THE BANISHMENT (Dir. Andrey Zvyagintsev, 2007, Russia) - Reimagining The Work of Andrei Tarkovsky

'The Banishment' is Russian film maker Andrey Zvyagintsev's follow up to his multi award winning and devestating first feature, 'The Return'. The Banishment is a deeply cryptic and allegorical film that left me baffled about what it is exactly trying to tell us about modern life. However, the real pleasure of this film rests with one of the most masterful and beautifully framed mise en scene's I have come across - the images and moods Zvyagintsev manages to create and express are remarkably linked to our understanding of nature and it's intensity as a landscape which is both mysterious and deeply allusive. Zvyagintsev's camerawork is meticulous and profoundly compelling - his shots of industrial and countryside landscapes are detailed, metaphorical and should I say Tarkovsky like in their beauty. Very few film makers know how to utilise the potential of the widescreen frame and each of Zvyagintsev's compositions are individually breathtaking - take for example the opening of the film which begins with a bold image of a tree on a baren landscape, a car appears in the distance and it slowly makes it way towards us on a dirt road; the light which radiates from the frame in this sequence and throughout the film is exceptionally lucid, making the mise en scene appear very tangible - this is a film about experiencing the textures of life and those sentiments come across vividly through the multi layered and dense cinematography.
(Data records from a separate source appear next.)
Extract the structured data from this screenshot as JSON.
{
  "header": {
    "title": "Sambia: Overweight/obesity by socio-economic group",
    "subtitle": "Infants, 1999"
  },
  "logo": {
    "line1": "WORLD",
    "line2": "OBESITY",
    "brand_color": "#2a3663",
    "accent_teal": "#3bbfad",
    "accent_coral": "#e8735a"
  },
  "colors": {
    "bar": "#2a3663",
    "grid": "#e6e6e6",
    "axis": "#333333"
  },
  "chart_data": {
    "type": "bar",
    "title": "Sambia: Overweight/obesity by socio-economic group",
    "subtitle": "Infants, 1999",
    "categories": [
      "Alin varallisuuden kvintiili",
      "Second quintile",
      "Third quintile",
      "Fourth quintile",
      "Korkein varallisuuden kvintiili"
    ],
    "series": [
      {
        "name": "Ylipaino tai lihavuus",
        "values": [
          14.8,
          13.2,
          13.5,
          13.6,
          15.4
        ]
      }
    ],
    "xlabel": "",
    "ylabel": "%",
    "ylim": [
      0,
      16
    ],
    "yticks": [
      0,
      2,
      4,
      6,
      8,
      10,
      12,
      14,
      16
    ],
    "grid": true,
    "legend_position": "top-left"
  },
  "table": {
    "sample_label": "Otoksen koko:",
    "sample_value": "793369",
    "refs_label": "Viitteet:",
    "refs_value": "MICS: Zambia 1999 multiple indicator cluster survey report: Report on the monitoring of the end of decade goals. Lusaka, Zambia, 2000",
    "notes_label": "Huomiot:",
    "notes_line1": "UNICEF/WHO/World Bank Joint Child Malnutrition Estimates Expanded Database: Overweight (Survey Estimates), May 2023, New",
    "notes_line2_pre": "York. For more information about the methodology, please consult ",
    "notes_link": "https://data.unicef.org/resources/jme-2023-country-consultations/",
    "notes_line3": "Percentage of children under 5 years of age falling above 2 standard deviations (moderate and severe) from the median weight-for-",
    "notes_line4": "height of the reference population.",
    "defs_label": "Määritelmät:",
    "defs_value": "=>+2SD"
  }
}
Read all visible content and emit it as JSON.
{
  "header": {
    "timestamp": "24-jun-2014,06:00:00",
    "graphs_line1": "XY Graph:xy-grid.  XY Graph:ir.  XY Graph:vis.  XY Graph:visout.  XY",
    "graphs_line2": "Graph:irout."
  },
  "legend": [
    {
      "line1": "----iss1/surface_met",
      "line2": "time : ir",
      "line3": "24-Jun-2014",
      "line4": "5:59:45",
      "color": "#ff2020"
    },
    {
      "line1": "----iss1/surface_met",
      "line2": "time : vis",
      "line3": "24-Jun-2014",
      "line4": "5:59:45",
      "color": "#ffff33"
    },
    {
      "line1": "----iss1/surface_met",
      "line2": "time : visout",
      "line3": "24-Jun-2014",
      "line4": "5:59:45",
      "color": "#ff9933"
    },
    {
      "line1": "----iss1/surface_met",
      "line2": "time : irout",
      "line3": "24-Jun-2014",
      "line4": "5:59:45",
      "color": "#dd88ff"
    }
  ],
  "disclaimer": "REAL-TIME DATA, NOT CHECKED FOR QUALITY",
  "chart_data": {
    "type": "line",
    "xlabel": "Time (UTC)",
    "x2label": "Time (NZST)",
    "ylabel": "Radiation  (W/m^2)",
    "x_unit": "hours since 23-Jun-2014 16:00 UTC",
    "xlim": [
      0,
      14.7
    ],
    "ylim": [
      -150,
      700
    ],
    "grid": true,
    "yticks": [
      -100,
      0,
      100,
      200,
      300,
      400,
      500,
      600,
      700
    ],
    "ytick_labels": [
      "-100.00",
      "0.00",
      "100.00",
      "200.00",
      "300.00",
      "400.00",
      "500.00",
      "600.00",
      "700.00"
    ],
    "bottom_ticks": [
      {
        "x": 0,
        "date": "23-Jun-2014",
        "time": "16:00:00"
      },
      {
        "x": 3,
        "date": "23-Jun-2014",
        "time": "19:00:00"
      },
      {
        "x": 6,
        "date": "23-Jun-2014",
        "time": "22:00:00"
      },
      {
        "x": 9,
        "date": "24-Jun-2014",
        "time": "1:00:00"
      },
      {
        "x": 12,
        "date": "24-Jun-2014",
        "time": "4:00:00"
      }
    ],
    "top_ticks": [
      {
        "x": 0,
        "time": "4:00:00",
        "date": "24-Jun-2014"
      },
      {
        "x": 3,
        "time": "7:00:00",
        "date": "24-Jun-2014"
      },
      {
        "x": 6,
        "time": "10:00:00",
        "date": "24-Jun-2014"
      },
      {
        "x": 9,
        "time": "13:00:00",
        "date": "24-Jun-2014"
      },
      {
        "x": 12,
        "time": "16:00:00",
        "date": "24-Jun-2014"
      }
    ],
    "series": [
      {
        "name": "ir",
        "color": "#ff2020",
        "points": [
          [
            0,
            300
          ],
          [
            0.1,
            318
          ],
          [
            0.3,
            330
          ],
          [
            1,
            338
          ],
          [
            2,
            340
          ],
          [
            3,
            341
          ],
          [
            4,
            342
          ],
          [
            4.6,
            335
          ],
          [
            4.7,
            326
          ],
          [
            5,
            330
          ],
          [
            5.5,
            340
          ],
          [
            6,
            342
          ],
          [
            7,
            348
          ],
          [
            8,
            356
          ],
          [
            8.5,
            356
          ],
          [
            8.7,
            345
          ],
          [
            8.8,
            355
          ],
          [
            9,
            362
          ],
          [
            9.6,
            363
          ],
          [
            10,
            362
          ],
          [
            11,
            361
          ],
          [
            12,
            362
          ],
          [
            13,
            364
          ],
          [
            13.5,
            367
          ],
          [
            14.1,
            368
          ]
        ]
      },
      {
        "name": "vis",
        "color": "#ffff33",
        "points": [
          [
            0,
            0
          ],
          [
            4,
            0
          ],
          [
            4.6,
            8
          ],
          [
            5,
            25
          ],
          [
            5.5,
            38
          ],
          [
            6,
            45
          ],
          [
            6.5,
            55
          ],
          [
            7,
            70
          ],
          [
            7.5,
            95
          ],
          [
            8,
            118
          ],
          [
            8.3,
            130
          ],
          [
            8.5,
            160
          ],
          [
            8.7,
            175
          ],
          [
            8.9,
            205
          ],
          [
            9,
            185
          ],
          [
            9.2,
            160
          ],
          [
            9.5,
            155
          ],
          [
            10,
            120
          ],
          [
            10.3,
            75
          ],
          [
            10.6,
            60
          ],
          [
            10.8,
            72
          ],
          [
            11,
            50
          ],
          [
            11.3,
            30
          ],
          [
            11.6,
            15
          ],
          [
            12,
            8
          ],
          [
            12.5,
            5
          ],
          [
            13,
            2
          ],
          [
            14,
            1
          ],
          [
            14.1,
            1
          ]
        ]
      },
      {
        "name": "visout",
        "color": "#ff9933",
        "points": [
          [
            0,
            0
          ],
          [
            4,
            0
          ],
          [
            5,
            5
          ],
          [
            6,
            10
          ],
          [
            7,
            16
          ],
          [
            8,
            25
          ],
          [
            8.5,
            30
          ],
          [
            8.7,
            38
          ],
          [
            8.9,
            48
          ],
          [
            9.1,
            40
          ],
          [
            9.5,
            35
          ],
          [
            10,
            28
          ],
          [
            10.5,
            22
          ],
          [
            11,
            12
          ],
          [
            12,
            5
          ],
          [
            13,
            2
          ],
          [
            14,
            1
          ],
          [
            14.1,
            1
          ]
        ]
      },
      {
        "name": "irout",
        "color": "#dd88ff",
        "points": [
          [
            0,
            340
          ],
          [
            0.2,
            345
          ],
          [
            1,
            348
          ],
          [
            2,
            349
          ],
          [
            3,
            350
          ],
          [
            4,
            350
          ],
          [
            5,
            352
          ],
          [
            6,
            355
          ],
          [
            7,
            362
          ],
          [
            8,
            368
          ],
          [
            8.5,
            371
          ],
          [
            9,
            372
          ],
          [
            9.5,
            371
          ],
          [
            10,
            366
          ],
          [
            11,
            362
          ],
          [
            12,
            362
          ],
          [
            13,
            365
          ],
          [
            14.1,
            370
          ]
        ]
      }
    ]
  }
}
The Banishment gets more confusing as the narrative unfolds and the film in no way depends upon a plot or real story as such. This film is a staggering technical achievement - it is in my opinion one of the most beautiful films in terms of graphic design, use of lighting and general mise en scene manipulation I have come across since David Fincher's masterpiece Zodiac. Zvyagintsev has shown great promise with his first two films and like Alexandr Soukrov has emerged as an important figure within contemporary Russian cinema.